Suffice to say that Cathay Pacific has had a rough several months. In early 2019 Cathay Pacific was once again profitable after a couple of years of losses, and things were looking good.
Unfortunately in the second half of last year things changed, as huge protests in Hong Kong had huge impacts on the airline, initially politically, and eventually in terms of demand. Now there’s the coronavirus, which has even further impacted demand for travel to and through Hong Kong.
Cathay Pacific had already been taking drastic measures prior to the coronavirus, but now they’re taking things a step further.
Cathay Pacific slashes 30% of route network
We’ve seen a lot of airlines cancel flights to & from both mainland China and Hong Kong, and Cathay Pacific is joining that club, as noted by Danny Lee at SCMP.

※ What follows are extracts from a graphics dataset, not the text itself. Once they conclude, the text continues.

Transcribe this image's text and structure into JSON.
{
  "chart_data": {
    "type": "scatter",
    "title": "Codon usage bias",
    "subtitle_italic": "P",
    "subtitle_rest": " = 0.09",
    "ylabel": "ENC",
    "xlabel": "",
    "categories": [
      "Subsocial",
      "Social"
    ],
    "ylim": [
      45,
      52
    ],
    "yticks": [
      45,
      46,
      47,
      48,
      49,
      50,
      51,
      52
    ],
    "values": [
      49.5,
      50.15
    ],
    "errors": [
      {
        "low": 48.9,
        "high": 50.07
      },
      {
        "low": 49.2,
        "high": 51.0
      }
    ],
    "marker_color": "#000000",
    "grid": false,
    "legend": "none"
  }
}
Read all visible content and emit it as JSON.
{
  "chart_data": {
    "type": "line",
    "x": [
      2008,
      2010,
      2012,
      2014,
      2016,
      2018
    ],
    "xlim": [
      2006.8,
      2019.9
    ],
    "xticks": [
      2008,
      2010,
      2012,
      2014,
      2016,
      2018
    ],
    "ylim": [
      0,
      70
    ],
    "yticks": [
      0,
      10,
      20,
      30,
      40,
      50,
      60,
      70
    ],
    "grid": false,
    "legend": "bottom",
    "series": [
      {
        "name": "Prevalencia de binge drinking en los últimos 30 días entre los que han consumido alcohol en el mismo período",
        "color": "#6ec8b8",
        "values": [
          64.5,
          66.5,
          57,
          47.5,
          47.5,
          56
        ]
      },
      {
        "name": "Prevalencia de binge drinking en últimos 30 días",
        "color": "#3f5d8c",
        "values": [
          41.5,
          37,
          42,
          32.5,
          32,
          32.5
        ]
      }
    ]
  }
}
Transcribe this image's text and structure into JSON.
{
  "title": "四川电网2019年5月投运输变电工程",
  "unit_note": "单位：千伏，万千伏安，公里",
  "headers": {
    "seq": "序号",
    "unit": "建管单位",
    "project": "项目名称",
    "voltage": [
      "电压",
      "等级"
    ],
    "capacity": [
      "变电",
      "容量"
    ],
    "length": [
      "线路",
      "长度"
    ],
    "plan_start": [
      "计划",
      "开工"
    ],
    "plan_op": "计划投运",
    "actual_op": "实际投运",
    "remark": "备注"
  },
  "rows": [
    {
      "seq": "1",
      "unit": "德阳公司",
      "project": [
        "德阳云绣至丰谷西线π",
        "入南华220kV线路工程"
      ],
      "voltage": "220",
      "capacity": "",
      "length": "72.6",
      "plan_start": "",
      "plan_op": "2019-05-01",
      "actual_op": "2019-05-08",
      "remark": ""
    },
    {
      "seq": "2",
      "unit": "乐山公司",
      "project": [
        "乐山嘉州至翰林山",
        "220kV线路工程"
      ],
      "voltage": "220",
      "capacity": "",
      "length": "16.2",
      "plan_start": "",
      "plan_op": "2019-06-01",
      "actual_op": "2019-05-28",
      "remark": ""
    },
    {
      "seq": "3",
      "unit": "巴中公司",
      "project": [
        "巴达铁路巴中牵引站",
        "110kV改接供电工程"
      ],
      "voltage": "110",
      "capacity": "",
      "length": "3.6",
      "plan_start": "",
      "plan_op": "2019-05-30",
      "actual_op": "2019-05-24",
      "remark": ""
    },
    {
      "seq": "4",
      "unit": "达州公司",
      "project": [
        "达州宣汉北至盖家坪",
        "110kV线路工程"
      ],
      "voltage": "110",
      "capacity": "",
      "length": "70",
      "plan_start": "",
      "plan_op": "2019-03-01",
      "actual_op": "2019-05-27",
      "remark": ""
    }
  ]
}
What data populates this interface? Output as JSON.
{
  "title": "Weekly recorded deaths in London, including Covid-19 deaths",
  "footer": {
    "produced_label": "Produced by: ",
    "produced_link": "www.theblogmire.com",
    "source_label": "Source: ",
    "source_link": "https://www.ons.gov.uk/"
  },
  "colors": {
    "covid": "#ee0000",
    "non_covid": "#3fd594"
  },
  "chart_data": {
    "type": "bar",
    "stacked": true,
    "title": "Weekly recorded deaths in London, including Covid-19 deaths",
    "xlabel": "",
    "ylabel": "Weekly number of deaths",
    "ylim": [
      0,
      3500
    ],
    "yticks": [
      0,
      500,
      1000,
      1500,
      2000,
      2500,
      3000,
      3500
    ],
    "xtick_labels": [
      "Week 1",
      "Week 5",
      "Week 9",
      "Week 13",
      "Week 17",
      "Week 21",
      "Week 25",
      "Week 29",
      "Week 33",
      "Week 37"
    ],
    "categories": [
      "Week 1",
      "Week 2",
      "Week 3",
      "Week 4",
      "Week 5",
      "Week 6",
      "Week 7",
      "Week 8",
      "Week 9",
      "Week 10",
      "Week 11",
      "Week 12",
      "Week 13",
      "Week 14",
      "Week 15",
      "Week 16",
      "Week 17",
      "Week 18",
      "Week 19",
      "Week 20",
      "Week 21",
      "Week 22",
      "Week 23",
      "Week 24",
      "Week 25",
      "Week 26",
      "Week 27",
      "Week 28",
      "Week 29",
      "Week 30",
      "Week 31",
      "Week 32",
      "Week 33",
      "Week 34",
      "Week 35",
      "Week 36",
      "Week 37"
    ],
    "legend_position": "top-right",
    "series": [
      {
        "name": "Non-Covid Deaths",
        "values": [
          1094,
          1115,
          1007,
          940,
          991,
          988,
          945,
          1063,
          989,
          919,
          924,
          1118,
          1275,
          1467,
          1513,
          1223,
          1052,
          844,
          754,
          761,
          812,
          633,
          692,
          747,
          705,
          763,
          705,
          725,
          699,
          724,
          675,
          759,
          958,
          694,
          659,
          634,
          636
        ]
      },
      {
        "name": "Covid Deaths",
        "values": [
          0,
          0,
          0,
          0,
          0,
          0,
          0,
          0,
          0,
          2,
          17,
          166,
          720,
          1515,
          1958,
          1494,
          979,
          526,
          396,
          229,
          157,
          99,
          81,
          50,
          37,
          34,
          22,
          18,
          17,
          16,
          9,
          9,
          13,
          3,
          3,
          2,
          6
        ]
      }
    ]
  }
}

It was revealed yesterday that over the next couple of months, Cathay Pacific will be cutting over 90% of their flights to mainland China, and about 30% of their overall route network. Some sources suggest that passenger numbers at the airline have fallen by up to 50% in recent days, which doesn’t come as much of a surprise.
The airline will also be closing half of their lounges at Hong Kong Airport to cut costs.
As Cathay Pacific’s CEO August Tang said in a memo to employees:
“We have already been taking measures to preserve our cash. Today, however, we will be announcing further significant short-term reductions to our capacity, due to the drop in customer demand into and around the region and more widely across the markets to where we fly.”
For now, these changes seem to mostly cover flights in February and March, though I imagine the cancelations have the potential to be extended. For example, looking at routes to North America, @airlineroute notes that:
- Cathay Pacific is canceling one daily Hong Kong to Los Angeles flight
- Cathay Pacific is suspending the Hong Kong to Newark route
- Cathay Pacific is suspending three weekly Hong Kong to Toronto flights
- Cathay Pacific is ending the Vancouver to New York route early
The cuts are in some cases even more drastic in other regions.
Cathay Pacific is cutting about 30% of their route network
Cathay Pacific asks employees to take unpaid leave
Since Cathay Pacific is suspending so many of their routes, they have more employees than they need at the moment. Cathay Pacific is asking all 27,000 of their employees (from managers to frontline employees) to take three weeks of unpaid leave between March 1 and June 30, 2020.
The last time Cathay Pacific implemented an unpaid leave scheme was in 2009, in response to the global financial crisis at the time. Cathay Pacific’s CEO says that the situation now is just as grave as then.
Here’s a video message from Cathay Pacific’s CEO to employees:
While mainland China is no doubt in the worst situation at the moment, Hong Kong is dealing with the coronavirus outbreak right after they’ve had huge issues with protests, so suffice to say the airline is in a challenging position.
Greatly cutting capacity over the coming months is a no brainer, and unfortunately, unpaid employee leave to go along with it makes sense.
It’s anyone’s guess how this coronavirus situation will unfold, so presumably, odds are good that these cancelations may be extended.